Non-Melanoma Skin Cancers: The Basics
Non-melanoma skin cancer is caused by skin cells growing out of control. The two main types of non-melanoma skin cancer are basal cell and squamous cell. The other types are:
- Cutaneous B and T cell lymphomas.
- Dermatofibrosarcoma protuberans.
- Merkel cell carcinoma.
- Sebaceous gland carcinoma.
- Kaposi's sarcoma.
The rest of the article will focus on basal and squamous cell.
Exposure to ultraviolet rays from the sun is the leading cause of non-melanoma skin cancer. Other risks include:
- Fair skin.
- Exposure to chemicals like radium and arsenic.
- Immunosuppression from medicines or HIV.
- Chronic wounds and burns.
- Genetic syndromes.
- Having many moles .
- Older age.
- History of non-melanoma skin cancer (either yourself or a family member).
The best way to screen for skin cancer is with a full skin check. During routine physicals, your skin may be checked. It is also important to check your own skin. You will notice any changes early if you do your own checks.
Moles that cause concern are those that present with the “ABCDE” traits.
- Asymmetry: one side of the mole is not the same as the other.
- Border Irregularity: the border (edges of the mole) should be well-defined. Blurry or uneven borders are not normal.
- Color: if the mole has many colors or if the color has changed.
- Diameter: any mole that is larger than the diameter of a pencil eraser.
- Evolution: any change in appearance, color, shape, or height over time needs to be looked at.
Signs of Non-Melanoma Skin Cancer
Any mole or skin change with the “ABCDE” traits can be a sign of non-melanoma skin cancer. Basal cell carcinomas often look like a pearly or crusty patch that does not heal. They don’t often hurt and grow slowly. Squamous cell carcinomas are small, painless, raised and crusty. Both types of lesions can bleed and both are often found on areas of the body exposed to the sun.
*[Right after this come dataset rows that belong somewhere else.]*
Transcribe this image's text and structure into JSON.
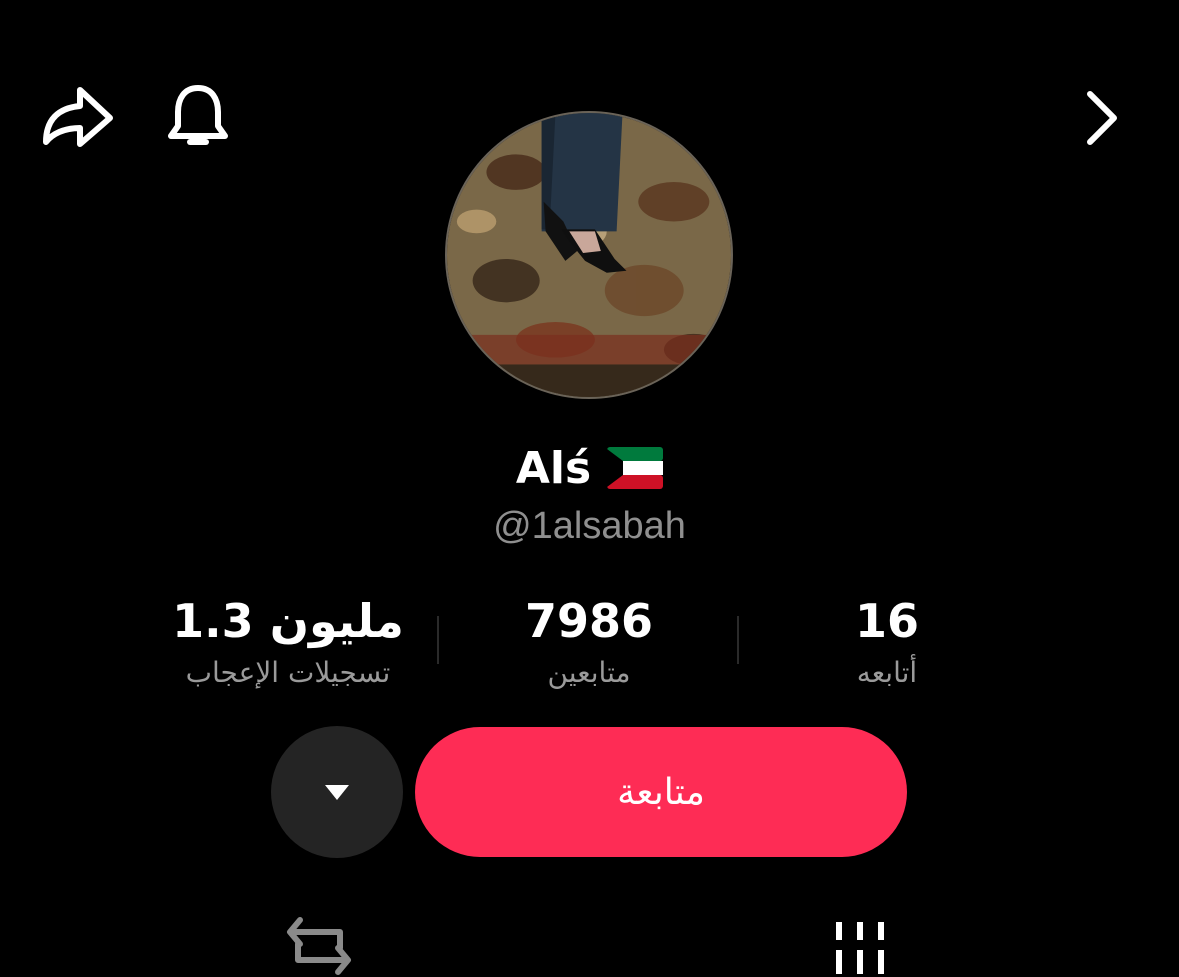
{
  "header": {
    "share_icon": "share-icon",
    "bell_icon": "bell-icon",
    "next_icon": "chevron-right-icon"
  },
  "profile": {
    "display_name": "Alś",
    "flag_icon": "kuwait-flag-icon",
    "username": "@1alsabah"
  },
  "stats": [
    {
      "value": "1.3 مليون",
      "label": "تسجيلات الإعجاب"
    },
    {
      "value": "7986",
      "label": "متابعين"
    },
    {
      "value": "16",
      "label": "أتابعه"
    }
  ],
  "actions": {
    "follow_label": "متابعة",
    "more_icon": "caret-down-icon"
  },
  "tabs": {
    "repost_icon": "repost-icon",
    "grid_icon": "grid-icon"
  },
  "colors": {
    "background": "#000000",
    "follow_button": "#fe2c55",
    "secondary_text": "#8f8f8f",
    "more_button": "#242424"
  }
}
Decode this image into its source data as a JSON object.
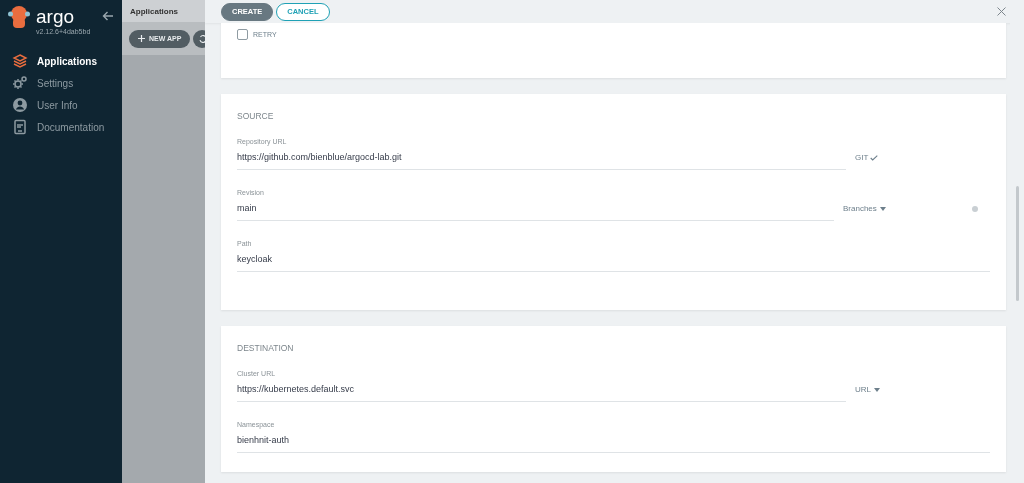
{
  "sidebar": {
    "logo_text": "argo",
    "version": "v2.12.6+4dab5bd",
    "items": [
      {
        "label": "Applications",
        "kind": "apps",
        "selected": true
      },
      {
        "label": "Settings",
        "kind": "settings",
        "selected": false
      },
      {
        "label": "User Info",
        "kind": "user",
        "selected": false
      },
      {
        "label": "Documentation",
        "kind": "docs",
        "selected": false
      }
    ]
  },
  "background_app": {
    "title": "Applications",
    "buttons": [
      {
        "kind": "new",
        "label": "NEW APP"
      },
      {
        "kind": "sync"
      }
    ]
  },
  "panel": {
    "buttons": [
      {
        "kind": "primary",
        "label": "CREATE"
      },
      {
        "kind": "outline",
        "label": "CANCEL"
      }
    ],
    "sync_options": [
      {
        "label": "RETRY",
        "checked": false
      }
    ],
    "sections": [
      {
        "title": "SOURCE",
        "fields": [
          {
            "label": "Repository URL",
            "value": "https://github.com/bienblue/argocd-lab.git",
            "side": {
              "kind": "check",
              "label": "GIT"
            }
          },
          {
            "label": "Revision",
            "value": "main",
            "side": {
              "kind": "dropdown",
              "label": "Branches"
            },
            "help": true
          },
          {
            "label": "Path",
            "value": "keycloak"
          }
        ]
      },
      {
        "title": "DESTINATION",
        "fields": [
          {
            "label": "Cluster URL",
            "value": "https://kubernetes.default.svc",
            "side": {
              "kind": "dropdown",
              "label": "URL"
            }
          },
          {
            "label": "Namespace",
            "value": "bienhnit-auth"
          }
        ]
      }
    ]
  }
}
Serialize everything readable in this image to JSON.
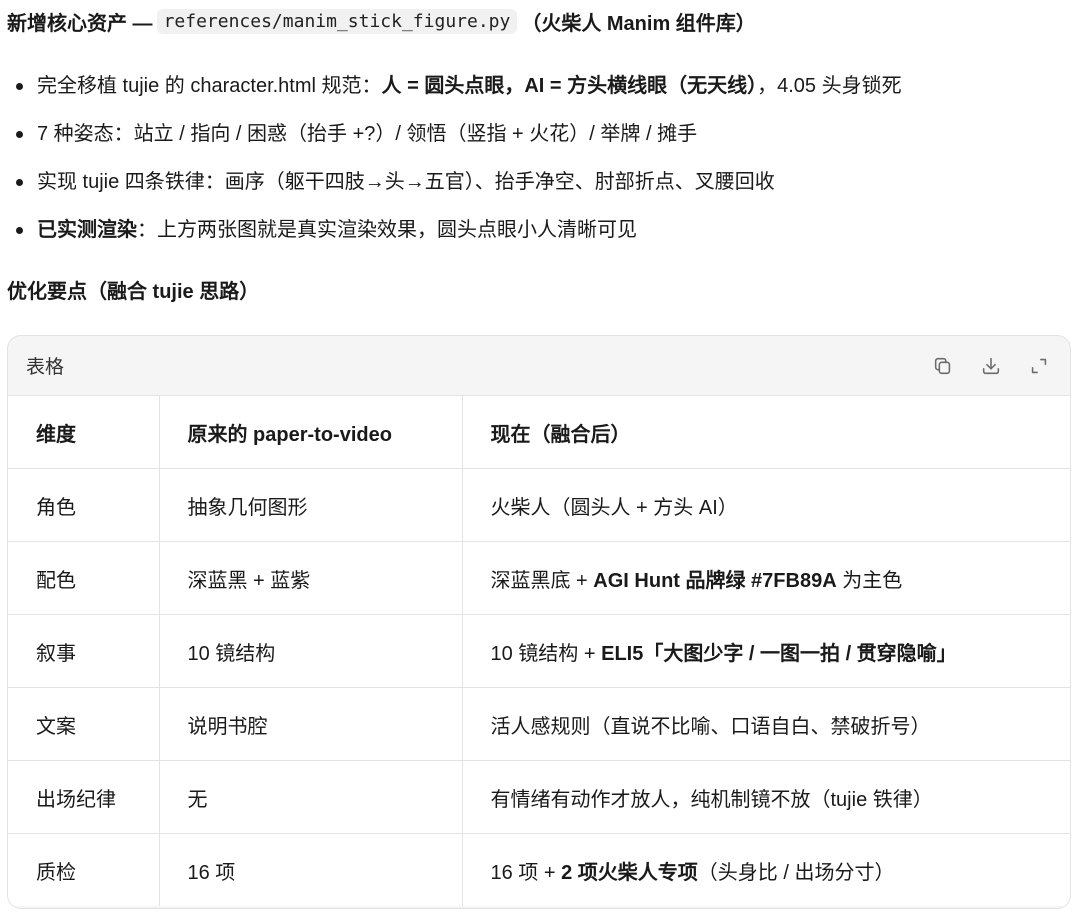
{
  "heading1": {
    "prefix": "新增核心资产 —",
    "code": "references/manim_stick_figure.py",
    "suffix": "（火柴人 Manim 组件库）"
  },
  "bullets": [
    {
      "t1": "完全移植 tujie 的 character.html 规范：",
      "b1": "人 = 圆头点眼，AI = 方头横线眼（无天线）",
      "t2": "，4.05 头身锁死"
    },
    {
      "t1": "7 种姿态：站立 / 指向 / 困惑（抬手 +?）/ 领悟（竖指 + 火花）/ 举牌 / 摊手"
    },
    {
      "t1": "实现 tujie 四条铁律：画序（躯干四肢→头→五官）、抬手净空、肘部折点、叉腰回收"
    },
    {
      "b1": "已实测渲染",
      "t1": "：上方两张图就是真实渲染效果，圆头点眼小人清晰可见"
    }
  ],
  "heading2": "优化要点（融合 tujie 思路）",
  "table": {
    "title": "表格",
    "icons": [
      "copy-icon",
      "download-icon",
      "expand-icon"
    ],
    "headers": [
      "维度",
      "原来的 paper-to-video",
      "现在（融合后）"
    ],
    "rows": [
      {
        "c1": "角色",
        "c2": "抽象几何图形",
        "c3a": "火柴人（圆头人 + 方头 AI）"
      },
      {
        "c1": "配色",
        "c2": "深蓝黑 + 蓝紫",
        "c3a": "深蓝黑底 + ",
        "c3b": "AGI Hunt 品牌绿 #7FB89A",
        "c3c": " 为主色"
      },
      {
        "c1": "叙事",
        "c2": "10 镜结构",
        "c3a": "10 镜结构 + ",
        "c3b": "ELI5「大图少字 / 一图一拍 / 贯穿隐喻」"
      },
      {
        "c1": "文案",
        "c2": "说明书腔",
        "c3a": "活人感规则（直说不比喻、口语自白、禁破折号）"
      },
      {
        "c1": "出场纪律",
        "c2": "无",
        "c3a": "有情绪有动作才放人，纯机制镜不放（tujie 铁律）"
      },
      {
        "c1": "质检",
        "c2": "16 项",
        "c3a": "16 项 + ",
        "c3b": "2 项火柴人专项",
        "c3c": "（头身比 / 出场分寸）"
      }
    ]
  }
}
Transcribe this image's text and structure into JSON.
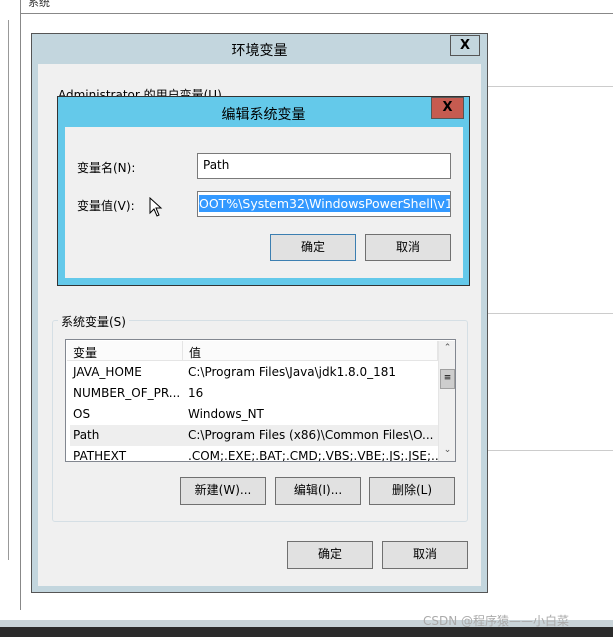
{
  "background": {
    "nav_item": "系统"
  },
  "env_dialog": {
    "title": "环境变量",
    "close_label": "X",
    "user_vars_label": "Administrator 的用户变量(U)",
    "system_vars_label": "系统变量(S)",
    "columns": [
      "变量",
      "值"
    ],
    "rows": [
      {
        "name": "JAVA_HOME",
        "value": "C:\\Program Files\\Java\\jdk1.8.0_181"
      },
      {
        "name": "NUMBER_OF_PR...",
        "value": "16"
      },
      {
        "name": "OS",
        "value": "Windows_NT"
      },
      {
        "name": "Path",
        "value": "C:\\Program Files (x86)\\Common Files\\O..."
      },
      {
        "name": "PATHEXT",
        "value": ".COM;.EXE;.BAT;.CMD;.VBS;.VBE;.JS;.JSE;..."
      }
    ],
    "new_button": "新建(W)...",
    "edit_button": "编辑(I)...",
    "delete_button": "删除(L)",
    "ok_button": "确定",
    "cancel_button": "取消"
  },
  "edit_dialog": {
    "title": "编辑系统变量",
    "close_label": "X",
    "name_label": "变量名(N):",
    "name_value": "Path",
    "value_label": "变量值(V):",
    "value_value": "OOT%\\System32\\WindowsPowerShell\\v1.0\\",
    "ok_button": "确定",
    "cancel_button": "取消"
  },
  "watermark": "CSDN @程序猿——小白菜",
  "colors": {
    "edit_titlebar": "#64c9ea",
    "close_red": "#c65b50",
    "selection": "#3399ff",
    "env_titlebar": "#c3d6de"
  }
}
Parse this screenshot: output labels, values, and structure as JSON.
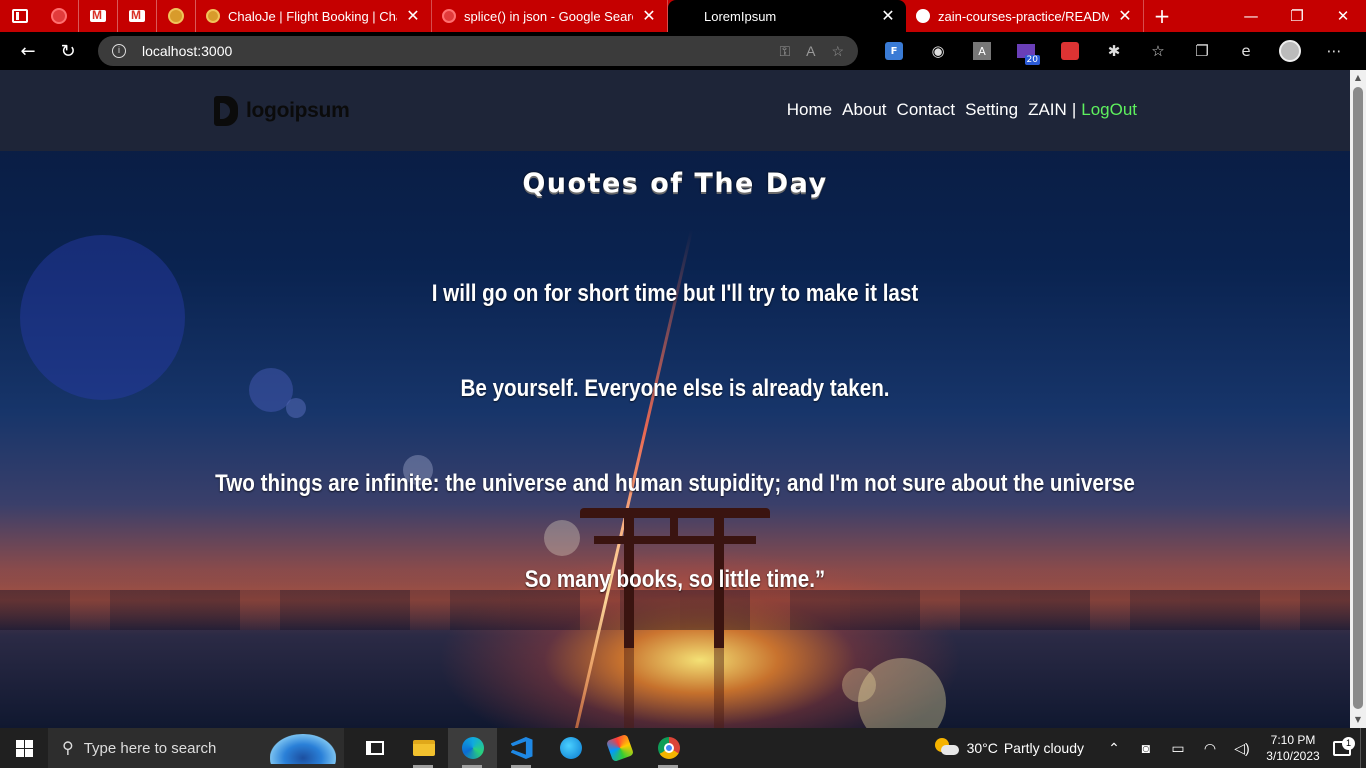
{
  "browser": {
    "tabs": [
      {
        "title": "ChaloJe | Flight Booking | ChaloJe"
      },
      {
        "title": "splice() in json - Google Search"
      },
      {
        "title": "LoremIpsum",
        "active": true
      },
      {
        "title": "zain-courses-practice/README.md"
      }
    ],
    "url": "localhost:3000",
    "extension_badge": "20",
    "extension_letter_f": "F",
    "extension_letter_a": "A"
  },
  "site": {
    "logo_text": "logoipsum",
    "nav": {
      "home": "Home",
      "about": "About",
      "contact": "Contact",
      "setting": "Setting",
      "user": "ZAIN",
      "separator": "|",
      "logout": "LogOut"
    },
    "heading": "Quotes of The Day",
    "quotes": [
      "I will go on for short time but I'll try to make it last",
      "Be yourself. Everyone else is already taken.",
      "Two things are infinite: the universe and human stupidity; and I'm not sure about the universe",
      "So many books, so little time.”"
    ]
  },
  "colors": {
    "tabstrip": "#c50000",
    "nav_bg": "#1e2538",
    "logout": "#5ef05e"
  },
  "taskbar": {
    "search_placeholder": "Type here to search",
    "temperature": "30°C",
    "condition": "Partly cloudy",
    "time": "7:10 PM",
    "date": "3/10/2023",
    "notification_count": "1"
  }
}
Diagnosis of Non-Melanoma Skin Cancer
When your health care provider suspects a non-melanoma skin cancer, a biopsy will be performed. A pathology report will be completed by a dermatopathologist and sent to your provider. A pathology report describes all of the aspects of the skin cancer.
The TNM system is also used to describe squamous cell non-melanoma cancers. This includes:
- Size and location of the tumor.
- Whether cancer cells are found in the lymph nodes.
- Whether cancer cells are found in other areas of the body.
Staging ranges from I (limited disease) to IV (more advanced disease).
There are a number of treatments used and what is used depends on where the cancer is, the age of the patient, the extent of the disease, and if the spot has been treated before. Treatments are:
- Cryotherapy: the freezing of the lesion with liquid nitrogen.
- Excisional surgery: the surgical removal of the lesion.
- Curettage and Electrodessication: the scraping of the lesion and then the use of an electrical current to stop the bleeding.
- Moh’s Surgery: the removal of a lesion and whiletrying to lessen skin loss.
- Radiation therapy: the use of high energy x-rays to kill cancer cells.
- Topical Treatments: chemotherapies and medicines that are put on the skin.
- Photodynamic Therapy: the use of a topical agent being put on the lesion followed by exposure to a wavelength of light which kills the cancer cells.
- Chemotherapy: may be used if the cancer returns or spreads to other organs.